In 2018, you wouldn’t have been worrying about your Uber Eats budget. But this year, the lending environment for homebuyers has changed – and they need to adjust their spending behaviour accordingly.
Here are eight things to remember:
- Banks are choosy about who to lend to
Before the announcement of the Royal Commission in December 2017, it wasn’t required to scrutinise a prospective buyer’s spending. But now it is a requirement in the lending process.
What this means for homebuyers is that the process of securing a loan has become more difficult. But you still have a chance to get a loan approval if your saving is consistent and your debt is negligible.
- Uber Eats is a bad idea
You may feel like combing through your bank statements is a bit unnecessary, but this may be the practice at your lender when they are screening evaluating you for a home loan.
Now that lenders are looking more closely at an applicant’s financial situation since the Royal Commission, first home buyers need to thoroughly understand their financial circumstances and be able to show that they can meet the monthly repayments.
Experts suggest computing your estimated repayments prior to applying for a loan and saving that amount.
- Afterpay is also bad
If you thought putting all the purchases you made in the last three years on Afterpay or Zip Pay is a good idea, it’s not. Banks consider these as debt.
First home buyers should know that lenders will look at their spending debts in detail when evaluating their borrowing capacity, so they have to be aware of the effect of their debts. These include car loans, personal loans, credit cards and Afterpay.

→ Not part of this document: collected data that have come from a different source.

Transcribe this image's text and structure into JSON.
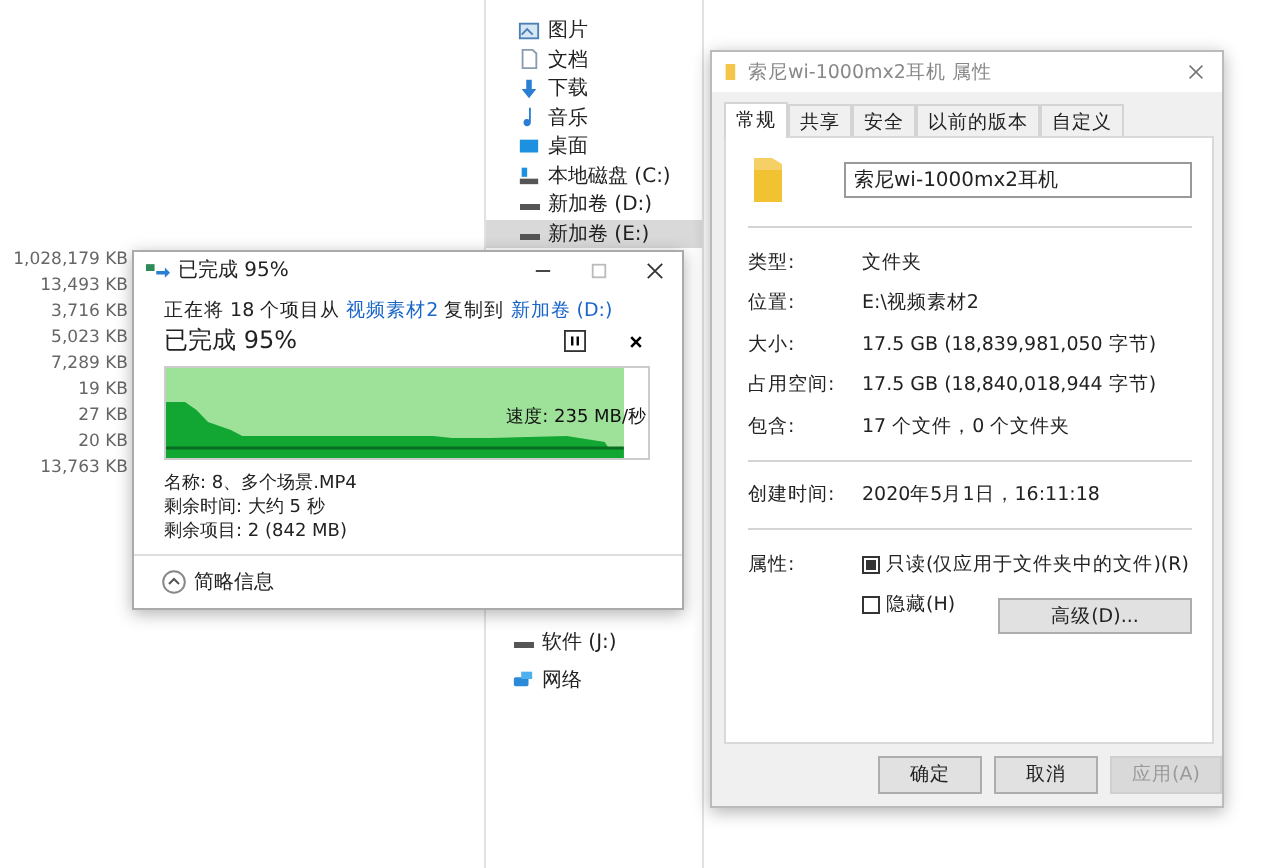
{
  "explorer": {
    "sizes": [
      "1,028,179 KB",
      "13,493 KB",
      "3,716 KB",
      "5,023 KB",
      "7,289 KB",
      "19 KB",
      "27 KB",
      "20 KB",
      "13,763 KB"
    ],
    "nav_top": [
      {
        "label": "图片",
        "kind": "picture",
        "selected": false
      },
      {
        "label": "文档",
        "kind": "document",
        "selected": false
      },
      {
        "label": "下载",
        "kind": "download",
        "selected": false
      },
      {
        "label": "音乐",
        "kind": "music",
        "selected": false
      },
      {
        "label": "桌面",
        "kind": "desktop",
        "selected": false
      },
      {
        "label": "本地磁盘 (C:)",
        "kind": "system-disk",
        "selected": false
      },
      {
        "label": "新加卷 (D:)",
        "kind": "drive",
        "selected": false
      },
      {
        "label": "新加卷 (E:)",
        "kind": "drive",
        "selected": true
      }
    ],
    "nav_bottom": [
      {
        "label": "软件 (J:)",
        "kind": "drive",
        "selected": false
      },
      {
        "label": "网络",
        "kind": "network",
        "selected": false
      }
    ]
  },
  "copy_dialog": {
    "title": "已完成 95%",
    "status": [
      {
        "text": "正在将 18 个项目从 ",
        "kind": "text"
      },
      {
        "text": "视频素材2",
        "kind": "link"
      },
      {
        "text": " 复制到 ",
        "kind": "text"
      },
      {
        "text": "新加卷 (D:)",
        "kind": "link"
      }
    ],
    "heading": "已完成 95%",
    "level": 0.95,
    "speed": "速度: 235 MB/秒",
    "details": [
      "名称: 8、多个场景.MP4",
      "剩余时间: 大约 5 秒",
      "剩余项目: 2 (842 MB)"
    ],
    "toggle": "简略信息"
  },
  "properties": {
    "title": "索尼wi-1000mx2耳机 属性",
    "tabs": [
      {
        "label": "常规",
        "selected": true
      },
      {
        "label": "共享",
        "selected": false
      },
      {
        "label": "安全",
        "selected": false
      },
      {
        "label": "以前的版本",
        "selected": false
      },
      {
        "label": "自定义",
        "selected": false
      }
    ],
    "name": "索尼wi-1000mx2耳机",
    "groups": [
      [
        {
          "label": "类型:",
          "value": "文件夹"
        },
        {
          "label": "位置:",
          "value": "E:\\视频素材2"
        },
        {
          "label": "大小:",
          "value": "17.5 GB (18,839,981,050 字节)"
        },
        {
          "label": "占用空间:",
          "value": "17.5 GB (18,840,018,944 字节)"
        },
        {
          "label": "包含:",
          "value": "17 个文件，0 个文件夹"
        }
      ],
      [
        {
          "label": "创建时间:",
          "value": "2020年5月1日，16:11:18"
        }
      ]
    ],
    "attributes_label": "属性:",
    "checkboxes": [
      {
        "label": "只读(仅应用于文件夹中的文件)(R)",
        "checked": true
      },
      {
        "label": "隐藏(H)",
        "checked": false
      }
    ],
    "advanced_button": "高级(D)...",
    "buttons": [
      {
        "label": "确定",
        "disabled": false
      },
      {
        "label": "取消",
        "disabled": false
      },
      {
        "label": "应用(A)",
        "disabled": true
      }
    ]
  }
}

What you can do is keep track of your spending and limiting them as much as possible. Start being frugal and get rid of any unnecessary subscriptions or regular payments.
Lenders see first home buyers as fairly safe borrowers. They are usually just starting with their careers and have years and years to pay off their loans. But we are unlikely to see a lot of changes in responsible lending in the near future.
- Time to enter the market
It is currently a buyer’s market so this is probably the perfect time to get in the game. Prices have returned and there are fewer buyers, which means the competition for buyers is not as strong as before.
- Slow and steady is the way to go
Based on current conditions, it is a slower market. So if you can afford it, you could be a little choosy and take some time in finding the perfect home.
- You can negotiate
You have the advantage in the negotiations process because it is a buyer’s market. Don’t hesitate to make an offer prior to auction, let a property go or bargain for a better price.
But keep in mind, don’t pass on a place you love just because of savings that will prove insignificant in the long run.
- Shop around for a lender
It is a fact that the Royal Commission shifted public opinion for the major banks, and because a home loan is a big financial obligation, it is essential to feel confident about your lender.
It pays to shop around when you are searching for a lender as this would allow you to secure a better deal outside of the four major banks.
Look for lenders that offer products with incentives for first home buyers.
- Take advantage of government money
The government offers incentives to first home buyers, so use it!
Included in the incentives are concessions and waivers on stamp duty along with a one-off grant to first home buyers that ticks off the eligibility requirement. The amount and criteria are different from state to state, but it will benefit you to look into it.